The first Wedgwood potter was born in 1617 and it was his successor, Josiah, who opened his famous Etruria Factory in the town in 1769. Then, Stoke’s population was only 2,500—100 years later, it was to be more than 101,000. Through technological innovation and commercial acumen, the industry massively expanded and, by 1958, there were 298 pottery factories, but this was the peak. Soon, it was cheaper to manufacture goods abroad, Spode moved 80% of its manufacture to Indonesia and the final blow was Wedgwood, the founding firm of the Potteries, outsourcing operations to South-east Asia.
However, Stoke’s fortunes as a manufacturing centre are looking up again. Emma Bridgewater is one of the few who have stuck with the town through thick and thin. ‘The skills and traditions are all here and we really benefit from that —there’s a perceptible plus in the quality of what we make,’ she explains, adding that, although quality is important, her customers also want ‘Englishness’.

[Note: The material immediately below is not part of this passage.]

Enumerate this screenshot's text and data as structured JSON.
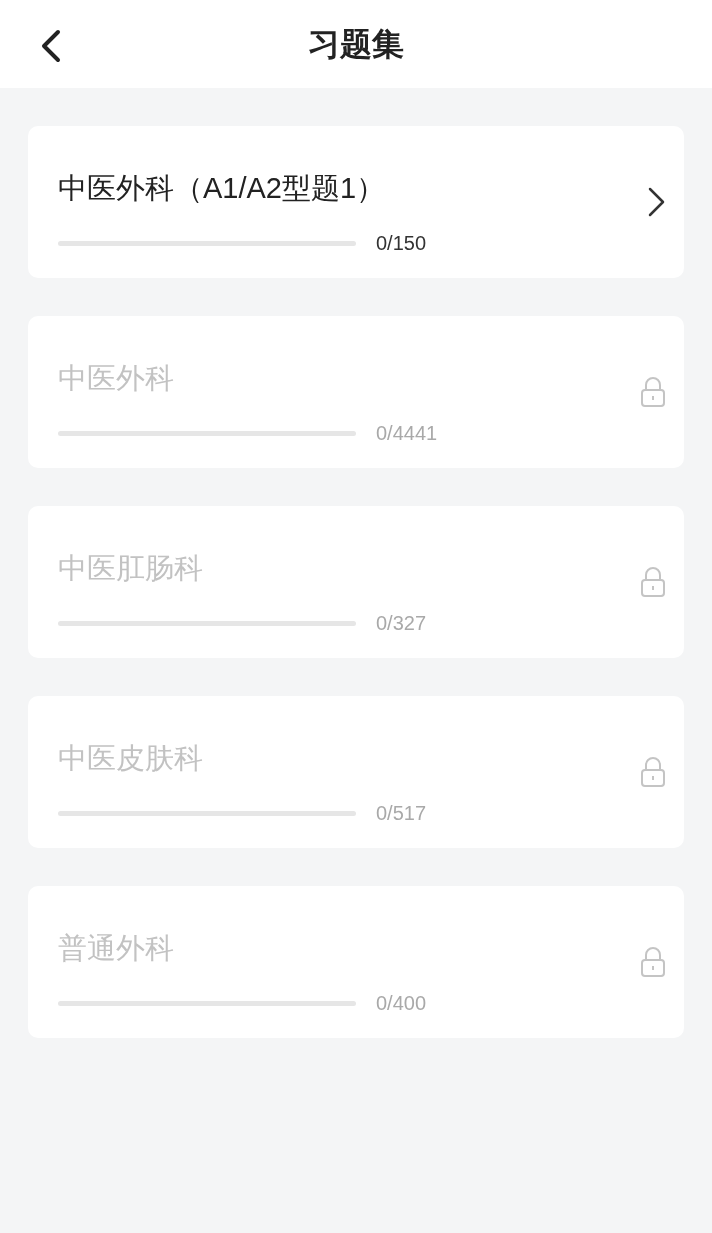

But it’s not just such stalwarts who are flourishing—tristram Hunt, the outgoing MP for Stoke and historian of the Industrial Revolution, comments: ‘The firms that stayed and invested in design and quality are doing much better than those who went for offshore production.’ He’s right. Portmeirion has just repatriated much of its production from China back to Stoke and Mr Hunt says that numbers employed in the industry have now risen from a low of 8,000 to nearly 12,000.
Today, there are 100 or so small producers, as well as the few big names in Stoke and, as such, the Potteries still represents the largest concentration of ceramics manufacture in the world. If you want quality, it is to Stoke that you still go.